The Project That Could Turn Ancient Mayan Hieroglyphs into Emojis

The Project That Could Turn Ancient Mayan Hieroglyphs into Emojis

Mayan hieroglyphs on part of a door lintel from Naranjo in Guatemala. (Photo Credit: Photo by CM Dixon/Print Collector/Getty Images)

What’s the connection between Ancient Mayan hieroglyphs and emojis? The answer is the Unicode Standard, an ongoing effort to make all language digital.

What is the Unicode Standard?

Just as The Hitchhiker’s Guide To The Galaxy’s Babel fish was jammed in people’s ears to understand alien languages, so the Unicode Standard aims to be a one-stop shop for written translation.

It was founded in the late 20th century by tech experts Joe Becker, Lee Collins, and Mark Davis. The Standard encodes everything from Adlam (a script for the African Fulani language) to Zanabazar Square (a 17th-century script encompassing Mongolian Tibetan and Sanskrit).

Around 154 scripts or writing systems, incorporating approximately 1,000 languages have become part of the code, according to the site for the Unicode Standard.

Bringing Ancient Mayan hieroglyphs to Unicode

One of the latest challenges is Ancient Mayan. Writing on their website last year, Unicode announced a National Endowment for the Humanities grant enabling the Maya Hieroglyph Project.

Its goal is to make historical communications “accessible to both expert and non-expert user communities through creating an annotated digital archive.” Dr. Gabrielle Vail is in charge of the team, which focuses on the Classic period of 250–900 CE.

Meanwhile, archaeologist and epigrapher Carlos Pallán Gayol is collaborating with linguistics researcher Deborah Anderson. They seek to turn complex signs into screen-ready material.

Why is the process so demanding? Because a lot can happen over a couple of thousand years’ evolution. Ancient signs have multiple meanings, depending on how they’re arranged.

The official term is “logosyllabic” — in short, hieroglyphs can refer to words, syllables, or most confusingly both! Try channeling that into a single keyboard stroke and the headaches begin.

Maya stucco glyphs displayed in the museum at Palenque, Mexico.

Maya stucco glyphs displayed in the museum at Palenque, Mexico. (Photo Credit: Wikimedia Commons)

The history of translating Mayan hieroglyphs is fraught. The first Western record of the Maya writing system was compiled by Bishop Diego de Landa, who, through his campaigns against idolatry, also destroyed many manuscripts and codices that would have greatly deepened our understanding of indigenous Mayan culture.

History aside, what have centuries-old Maya got to do with modern-day emojis? Basically, if these hieroglyphs can be fitted into the Unicode Standard, then one day, they might become texts. As reported, Ancient Egyptian symbols are part of the Standard, giving experts hope for the Mayan version.

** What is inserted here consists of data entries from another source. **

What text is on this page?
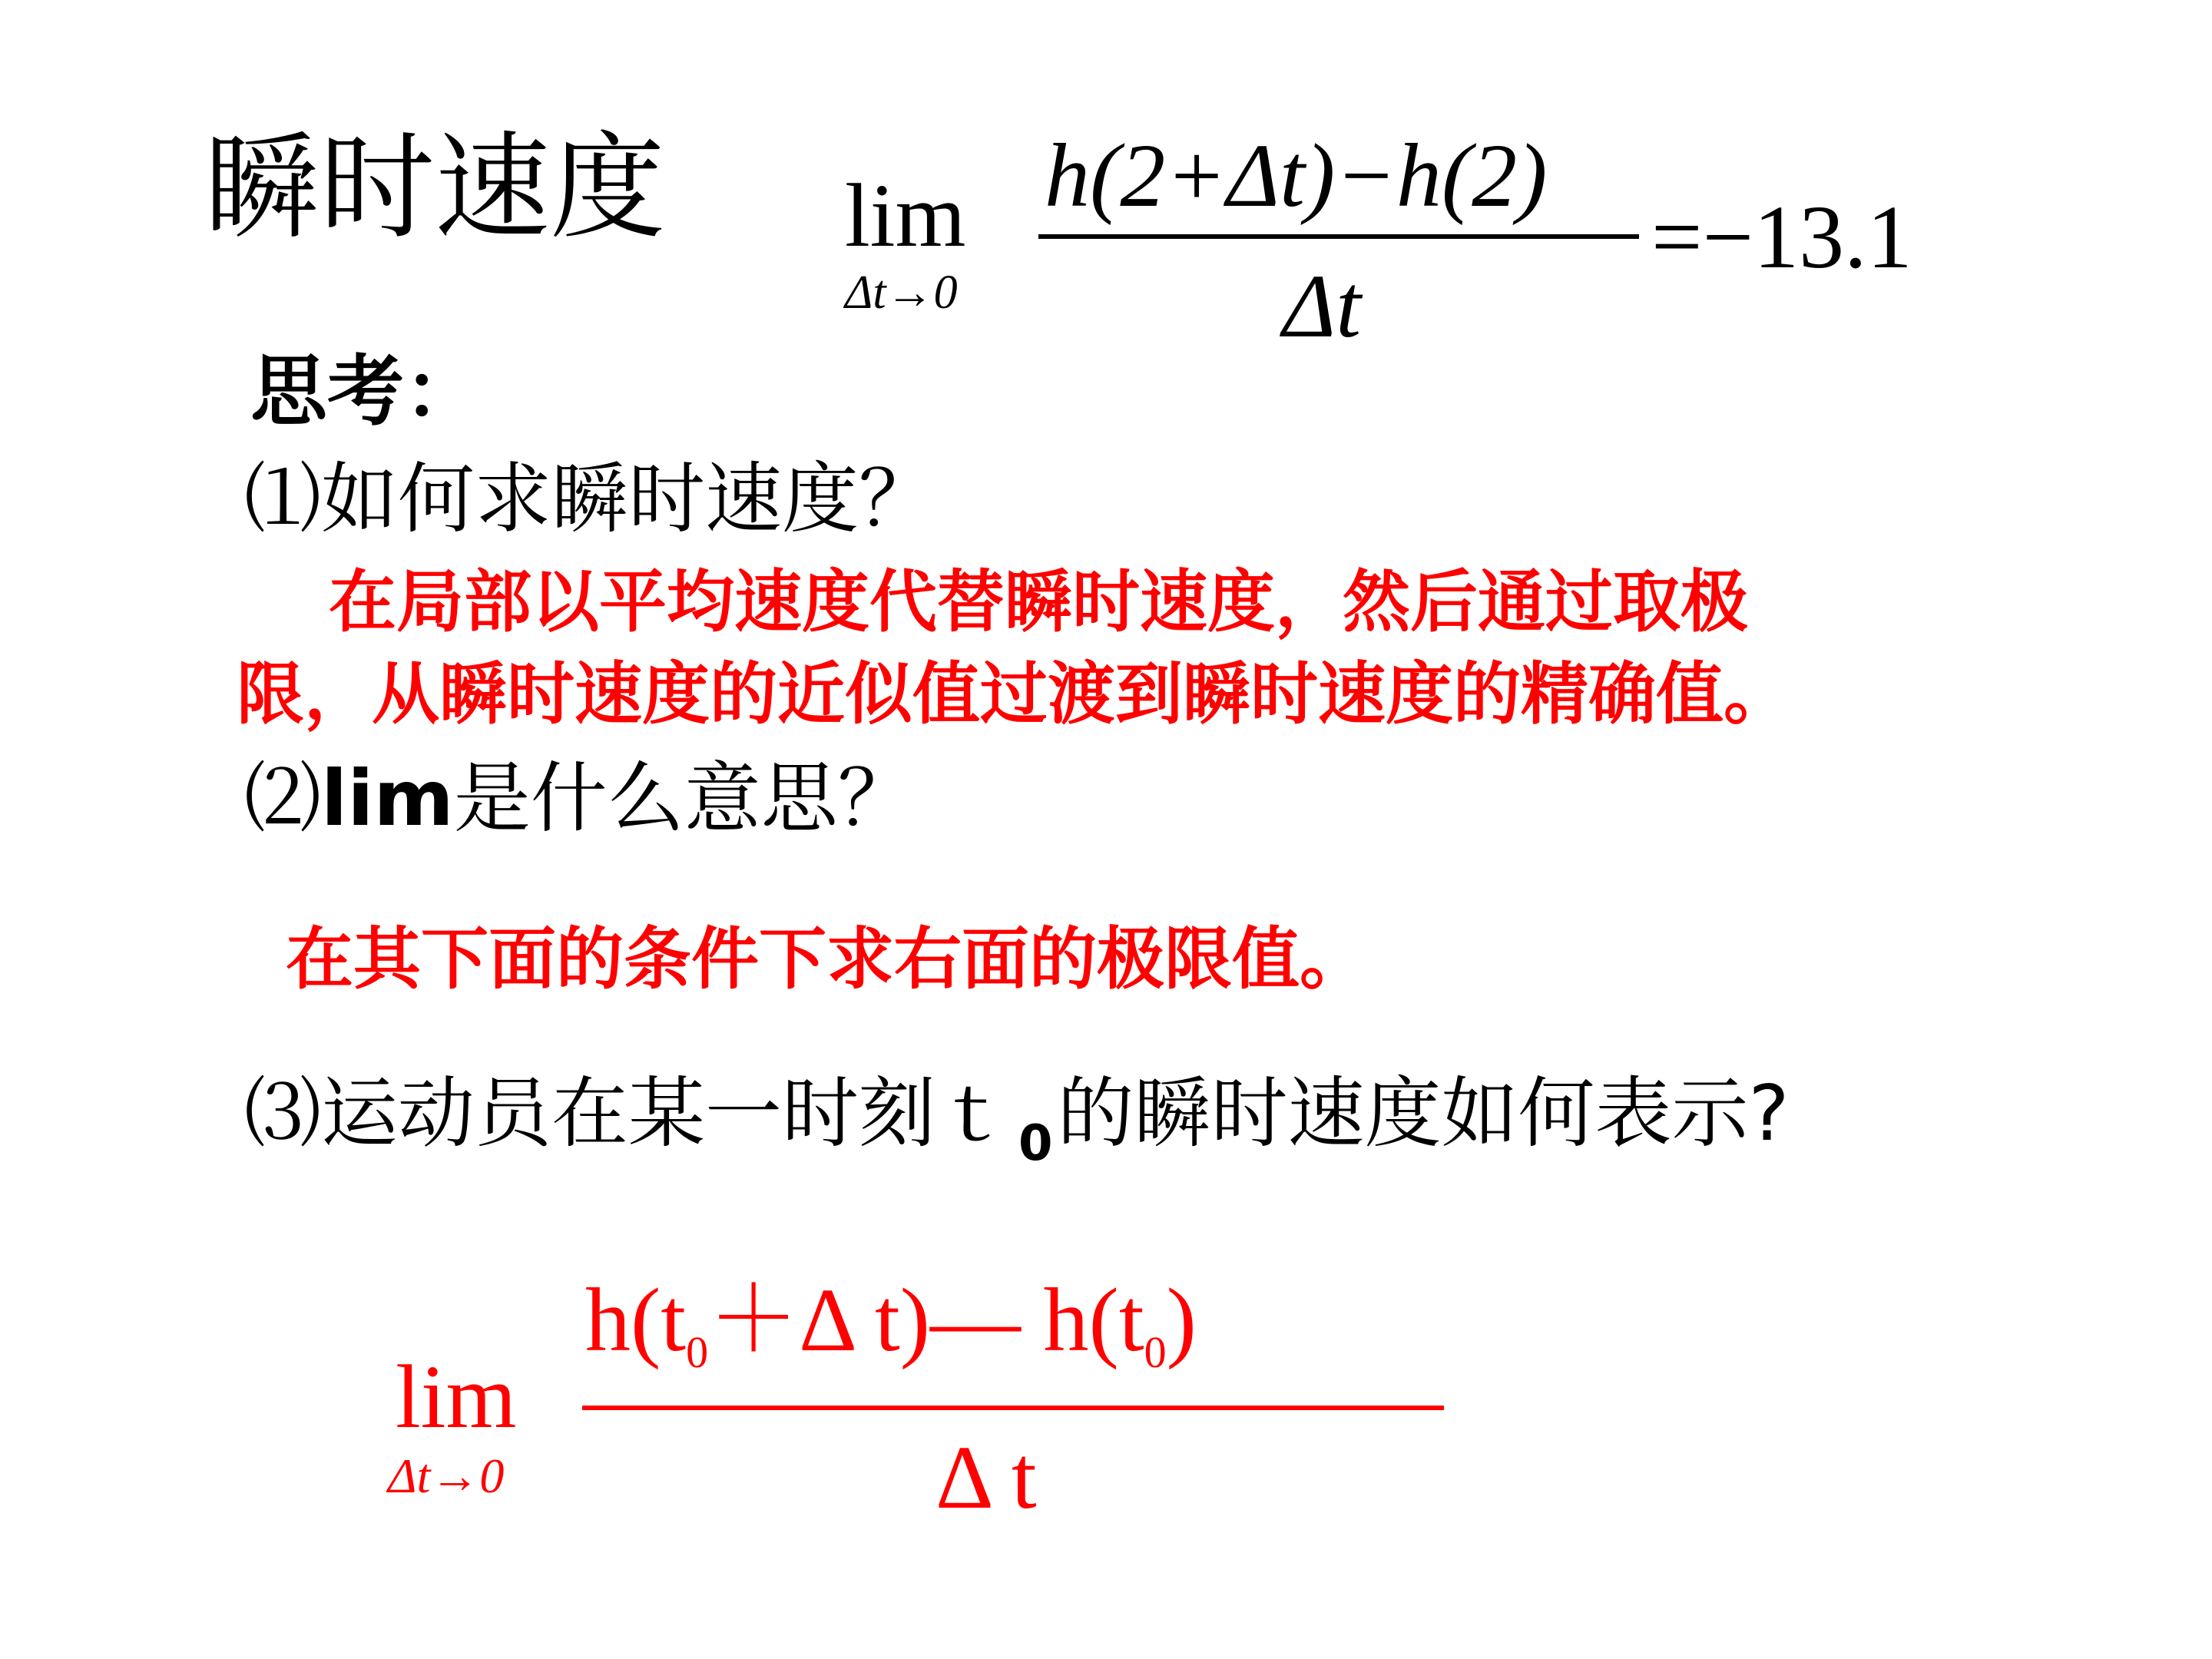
瞬时速度 lim
Δt→0
h(2+Δt)−h(2)
Δt
=−13.1
思考：
⑴如何求瞬时速度？
在局部以平均速度代替瞬时速度，然后通过取极
限，从瞬时速度的近似值过渡到瞬时速度的精确值。
⑵lim是什么意思？
在其下面的条件下求右面的极限值。
⑶运动员在某一时刻ｔ $_0$的瞬时速度如何表示?
lim
Δt→0
h(t0＋Δ t)— h(t0)
Δ t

According to Gayol, 85% of Mayan hieroglyphs have been deciphered, using a combination of human and machine thinking. That sounds good. However, these are regarded as the easy end of the spectrum. The remaining percentage is apparently the toughest nut to crack.

The Unicode Consortium hopes that a unified database can put researchers across the globe on the same page. Humanities magazine describes them as “a mix of academics, stakeholders, and interested volunteers” who make the Unicode Standard a reality.

Adding new languages to Unicode

Even with the most dedicated, full-time team, it’s a painstaking process. The amount of discussion, analysis, and verification required before each entry can join the Unicode Standard is extensive.

A couple of years is the usual timeframe, but in one example, 17 years elapsed before Old Hungarian was welcomed in. And the hold-up was caused by an argument over what name to use!

Plus, not everyone is entirely okay with the idea of emojis being included. Sure, they’re a way of life for many, with whole conversations being held using smiley faces and poop emojis. But the commercial interest in them means they potentially crowd out forgotten languages that linguists want to put in the spotlight.

The Unicode Standard isn’t only an academic exercise. The Consortium’s work impacts the outside world. Writing in 2017, the New York Times mentions graduate student Anshuman Pandey. His wonderings about a mystery script spotted online led to the Western world rediscovering the Rohingya alphabet. Not that the Muslim Rohingyas lost it…they’d been using it forever, just not via a keypad.

More from us: Enormous Mayan Palace in Great Shape Discovered Deep in the Jungle

The newspaper notes that “given the group’s history of oppression, the encoding of their language carries considerable symbolic weight because it legitimizes an oppressed minority and their language.”

The Unicode Standard was last updated in 2020. Though, with culture shifting all the time, it’s nowhere near finished yet. From hieroglyphs to hand-held devices, it sums up the broad sweep of history one alphabet at a time.